12 Eylül'e isyan eden İl başkanlarının gözünde
Emperyalizmi dize getiren M. Kemal Atatürk'ü görmüştür.
Deniz Baykal, siyasetin tavandan tabana doğru
değil, tabandan tavana doğru örgütlenmesini savunmuş bir düşüncenin adamıdır.
Örnek mi?
12 Eylül faşist darbesi sonucu, yeniden siyasal
yaşama geçiş sırasında, tabana dayalı sosyal demokrat bir partinin kuruluşunu
il başkanlarının gerçekleştirmesini isteyen tek genel merkez politikacısıdır.
Mardin Belediye eski
başkanlarından Edip Servet Devrimci'nin Ankara-Kızılay İzmir Caddesinde bulunan
bürosunda parti kurma çalışması yapılmaktadır.
Yapılan bir toplantıya Deniz Baykal da katılmıştır. Yeni bir parti kurma
çalışmaları toplantısında Deniz Baykal bir konuşma yapmıştır.
Konuşma,12 CHP'li Başkandan 12 Eylül'e başkaldırı kitabımda aynen şöyle yer
almıştır;
"Tabana dayalı, halkın dinamik güçlerini içine alan üretim ve üreticinin
yanında, emeği ve emekçiyi içinde yaşayan sosyal demokrat bir partiyi, iki
yıldır 12 Eylül'e karşı mücadele eden İl Başkanları kurmalıdır."

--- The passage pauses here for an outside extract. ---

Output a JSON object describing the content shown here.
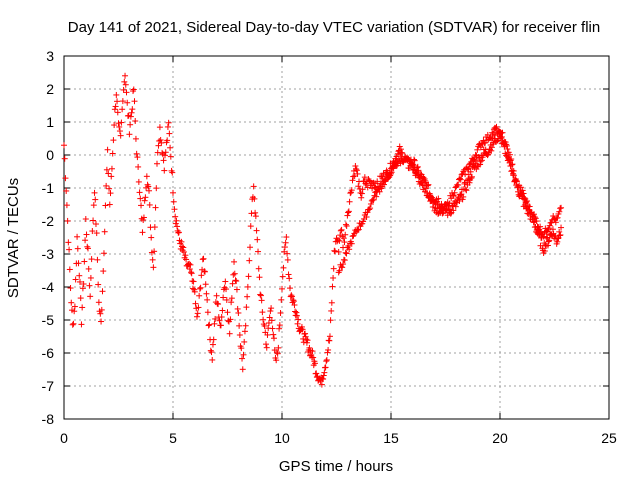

Deniz Baykal'ın böyle bir açıklamasından sonra da, il başkanları genel merkez
yanlısı politikacılar tarafından "Baykalcılık"la suçlanmıştı.
Deniz Baykal...
Bugün ölüme karşı meydan okumaktır.
Yaşam,ölüme karşı direnmektir.
Yaşam bir direniştir.
Öyleyse....
Baykal yaşıyor!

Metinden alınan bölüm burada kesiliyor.